September 19/New York/Press Release -- The "2013 Ipsos Affluent Survey USA" reports that the affluent population in the U.S. has increased in size and financial resources; moreover, affluents continue to be enthusiastic consumers of traditional media, even while their use of digital media continues to grow sharply. The study projects that there are now 62.5 million U.S. affluents, up more than 6% over the past two years (affluents are defined as adults aged 18+ living in households with at least $100,000 in annual household income). Compared to 2012, affluents’ average income rose 4.6% to $200,200, and their net worth rose 2.0% to $1.01 million.

Ipsos also announced that the study, formerly known as the "Mendelsohn Affluent Survey," is being re-branded as the U.S. component of the "Ipsos Affluent Survey," which details the lifestyles and media habits of high-earning individuals in 51 countries. According to Yannick Carriou, Global CEO of Ipsos MediaCT, “The Ipsos Affluent Survey delivers an unprecedented global perspective on the most important consumers of a wide range of goods and services, offering clients a worldwide platform for Affluent media planning and consumer insights not available anywhere else.”

Other findings from the "2013 Ipsos Affluent Survey USA" reaffirm the power of the hard copy print publications in Affluent lives. As in 2012, 81% of affluents read at least one of the 142 reported print publications (135 magazines and seven national newspapers); coupled with the growth of the Affluent population, the number of affluents who read a print publication rose to more than 50 million. The total duplicated average-issue audience (AIA) is more than 207 million, a figure that declined 2.4% from 2012.

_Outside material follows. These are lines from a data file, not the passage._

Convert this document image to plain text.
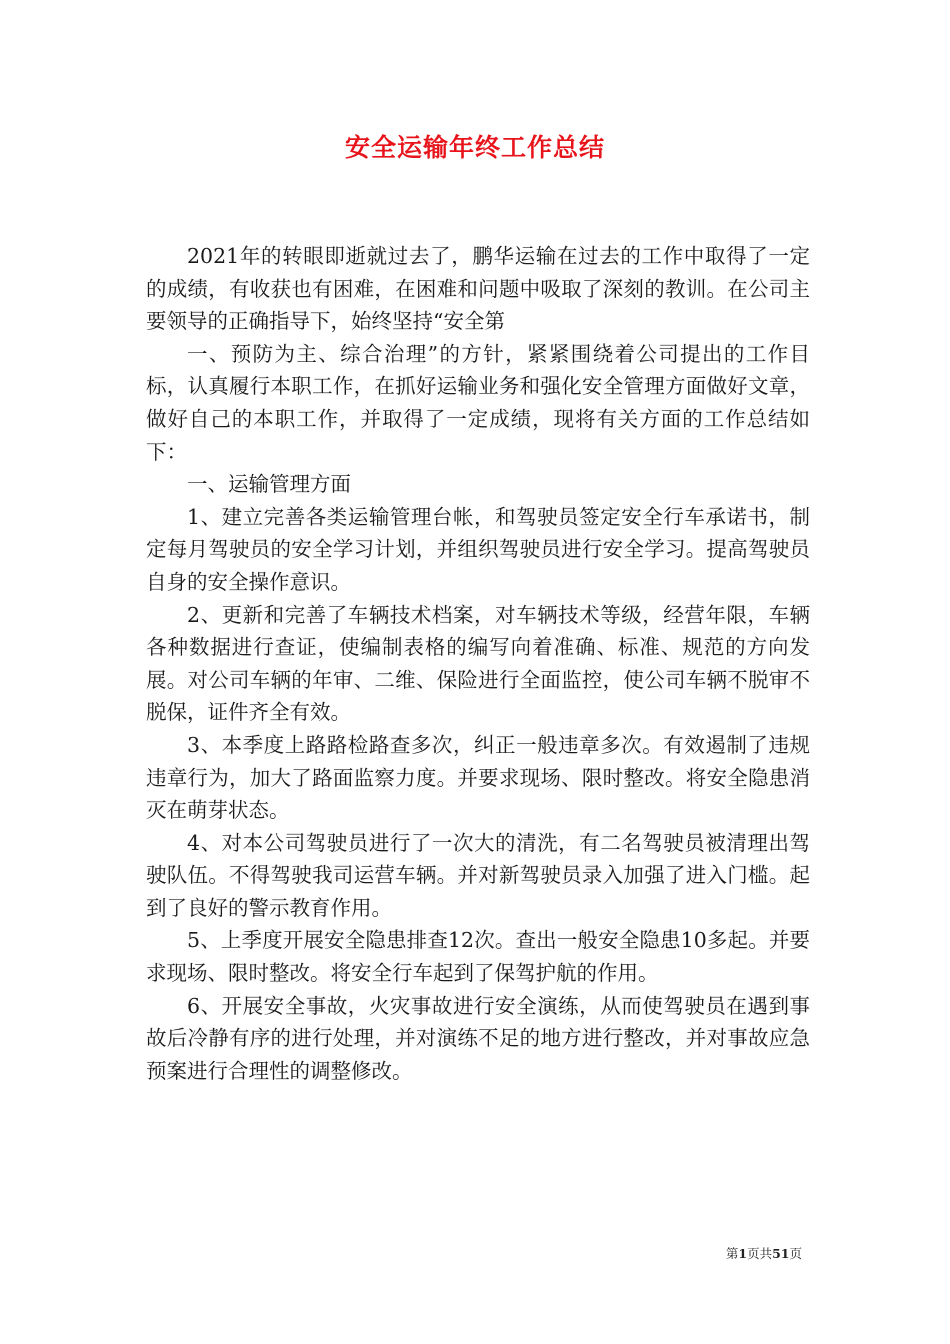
安全运输年终工作总结

2021年的转眼即逝就过去了，鹏华运输在过去的工作中取得了一定的成绩，有收获也有困难，在困难和问题中吸取了深刻的教训。在公司主要领导的正确指导下，始终坚持“安全第

一、预防为主、综合治理”的方针，紧紧围绕着公司提出的工作目标，认真履行本职工作，在抓好运输业务和强化安全管理方面做好文章，做好自己的本职工作，并取得了一定成绩，现将有关方面的工作总结如下：

一、运输管理方面

1、建立完善各类运输管理台帐，和驾驶员签定安全行车承诺书，制定每月驾驶员的安全学习计划，并组织驾驶员进行安全学习。提高驾驶员自身的安全操作意识。

2、更新和完善了车辆技术档案，对车辆技术等级，经营年限，车辆各种数据进行查证，使编制表格的编写向着准确、标准、规范的方向发展。对公司车辆的年审、二维、保险进行全面监控，使公司车辆不脱审不脱保，证件齐全有效。

3、本季度上路路检路查多次，纠正一般违章多次。有效遏制了违规违章行为，加大了路面监察力度。并要求现场、限时整改。将安全隐患消灭在萌芽状态。

4、对本公司驾驶员进行了一次大的清洗，有二名驾驶员被清理出驾驶队伍。不得驾驶我司运营车辆。并对新驾驶员录入加强了进入门槛。起到了良好的警示教育作用。

5、上季度开展安全隐患排查12次。查出一般安全隐患10多起。并要求现场、限时整改。将安全行车起到了保驾护航的作用。

6、开展安全事故，火灾事故进行安全演练，从而使驾驶员在遇到事故后冷静有序的进行处理，并对演练不足的地方进行整改，并对事故应急预案进行合理性的调整修改。

第1页共51页
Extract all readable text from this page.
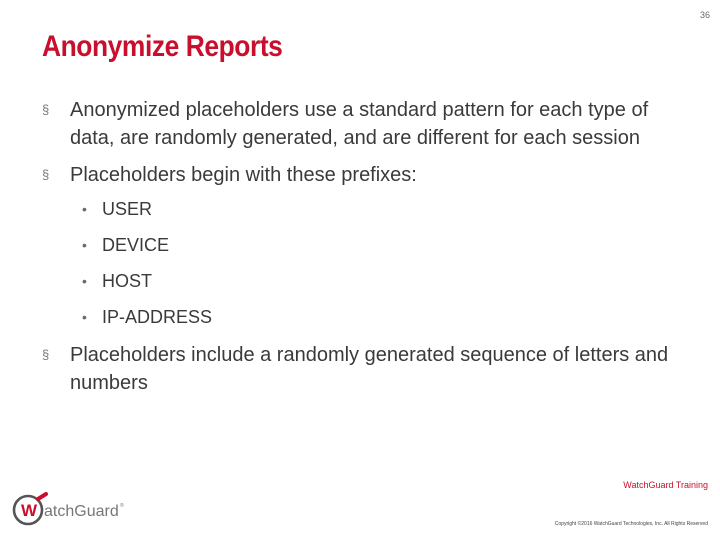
36
Anonymize Reports
§ Anonymized placeholders use a standard pattern for each type of data, are randomly generated, and are different for each session
§ Placeholders begin with these prefixes:
• USER
• DEVICE
• HOST
• IP-ADDRESS
§ Placeholders include a randomly generated sequence of letters and numbers
W atchGuard ®
WatchGuard Training
Copyright ©2016 WatchGuard Technologies, Inc. All Rights Reserved
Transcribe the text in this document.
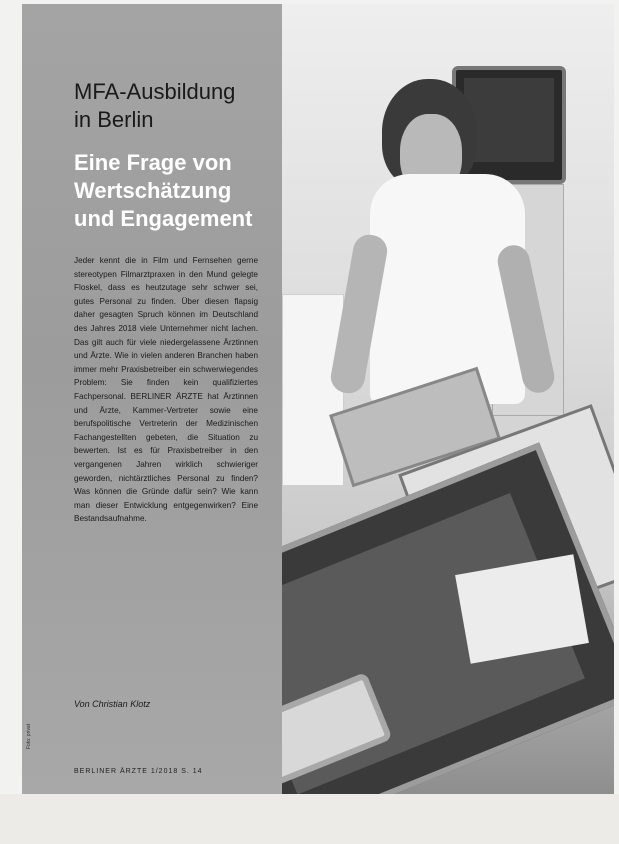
MFA-Ausbildung
in Berlin
Eine Frage von
Wertschätzung
und Engagement

Jeder kennt die in Film und Fernsehen gerne stereotypen Filmarztpraxen in den Mund gelegte Floskel, dass es heutzutage sehr schwer sei, gutes Personal zu finden. Über diesen flapsig daher gesagten Spruch können im Deutschland des Jahres 2018 viele Unternehmer nicht lachen. Das gilt auch für viele niedergelassene Ärztinnen und Ärzte. Wie in vielen anderen Branchen haben immer mehr Praxisbetreiber ein schwerwiegendes Problem: Sie finden kein qualifiziertes Fachpersonal. BERLINER ÄRZTE hat Ärztinnen und Ärzte, Kammer-Vertreter sowie eine berufspolitische Vertreterin der Medizinischen Fachangestellten gebeten, die Situation zu bewerten. Ist es für Praxisbetreiber in den vergangenen Jahren wirklich schwieriger geworden, nichtärztliches Personal zu finden? Was können die Gründe dafür sein? Wie kann man dieser Entwicklung entgegenwirken? Eine Bestandsaufnahme.

Von Christian Klotz

BERLINER ÄRZTE 1/2018 S. 14

Foto: privat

The study reports that print readership skews significantly higher among affluent women, ultra affluents ($250K+ HHI) and wealthy consumers ($500K+ HHI). For example, affluents read 16.7 issues from 7.4 different titles, but ultra affluents read 22% more titles (9.0 vs. 7.4) and 29% more issues (21.6 vs. 16.7). The skews are even more dramatic among aealthy consumers, who read 45% more titles (10.7 vs. 7.4) and 62% more issues (27.0 vs. 16.7) than Affluents. Compared to affluent men, affluent women read 16% more titles and 17% more issues.

While affluent print readership remains pervasive, affluent enthusiasm for digital media and mobile devices continues to grow sharply. For example, among affluents…

  • Smartphones: 63% now own a smartphone, up from 55% in 2012 and 45% in 2011.
  • Tablets: 41% now own a tablet, up from 26% in 2012 and just 9% in 2011.
  • Internet: As in previous years, virtually all affluents (99%+) use the Internet. Hours online in a typical week rose to 41.6, up from 37.4 in 2012; affluent millennials (those aged 18-31) average 52.7 hours online weekly, up from 42.4 in 2012. Several websites related to entertainment, shopping, travel and social media showed significant growth in affluent visitors.
  • Magazine/newspaper apps: 6.9 million affluents have downloaded a magazine app, up 47% from 4.7 million in 2012; 8.5 million affluents have downloaded a newspaper app, up 21% from 7.0 in 2012.

“Affluents continue to show a great enthusiasm for entertainment, information and connectivity across media and platforms,” says Dr. Stephen Kraus, chief insights officer for the survey. “Affluents’ growing digital media use tends to supplement -- rather than replace -- their traditional media use, and the result is real growth in their engagement with media as a whole.”